Multi-Domain Dialogue State Tracking based on State Graph
This work addresses the challenge of extracting accurate dialogue states in multi-domain conversations, which is crucial for improving virtual assistants and chatbots, representing an incremental advancement over prior methods.
The paper tackles the problem of multi-domain Dialogue State Tracking with open vocabulary by constructing a dialogue state graph to properly connect domains, slots, and values, avoiding spurious attention connections in Transformers. It achieves a new state of the art on the task, outperforming existing open-vocabulary DST approaches while remaining efficient.

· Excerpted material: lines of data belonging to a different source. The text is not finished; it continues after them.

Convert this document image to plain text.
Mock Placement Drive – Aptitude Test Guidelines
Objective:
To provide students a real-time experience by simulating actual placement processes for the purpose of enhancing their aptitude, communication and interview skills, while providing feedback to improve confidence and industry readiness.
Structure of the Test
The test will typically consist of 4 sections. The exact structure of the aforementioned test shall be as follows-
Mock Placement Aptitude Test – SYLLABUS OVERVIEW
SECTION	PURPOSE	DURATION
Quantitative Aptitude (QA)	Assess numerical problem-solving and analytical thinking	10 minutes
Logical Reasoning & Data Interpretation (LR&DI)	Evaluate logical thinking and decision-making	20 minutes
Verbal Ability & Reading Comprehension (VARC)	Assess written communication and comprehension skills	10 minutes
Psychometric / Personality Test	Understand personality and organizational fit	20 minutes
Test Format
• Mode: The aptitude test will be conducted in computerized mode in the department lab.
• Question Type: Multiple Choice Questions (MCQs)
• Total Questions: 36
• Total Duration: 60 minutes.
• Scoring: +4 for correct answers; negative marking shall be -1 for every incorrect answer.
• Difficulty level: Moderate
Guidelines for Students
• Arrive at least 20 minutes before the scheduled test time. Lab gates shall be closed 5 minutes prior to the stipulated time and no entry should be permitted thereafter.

We investigate the problem of multi-domain Dialogue State Tracking (DST) with open vocabulary, which aims to extract the state from the dialogue. Existing approaches usually concatenate previous dialogue state with dialogue history as the input to a bi-directional Transformer encoder. They rely on the self-attention mechanism of Transformer to connect tokens in them. However, attention may be paid to spurious connections, leading to wrong inference. In this paper, we propose to construct a dialogue state graph in which domains, slots and values from the previous dialogue state are connected properly. Through training, the graph node and edge embeddings can encode co-occurrence relations between domain-domain, slot-slot and domain-slot, reflecting the strong transition paths in general dialogue. The state graph, encoded with relational-GCN, is fused into the Transformer encoder. Experimental results show that our approach achieves a new state of the art on the task while remaining efficient. It outperforms existing open-vocabulary DST approaches.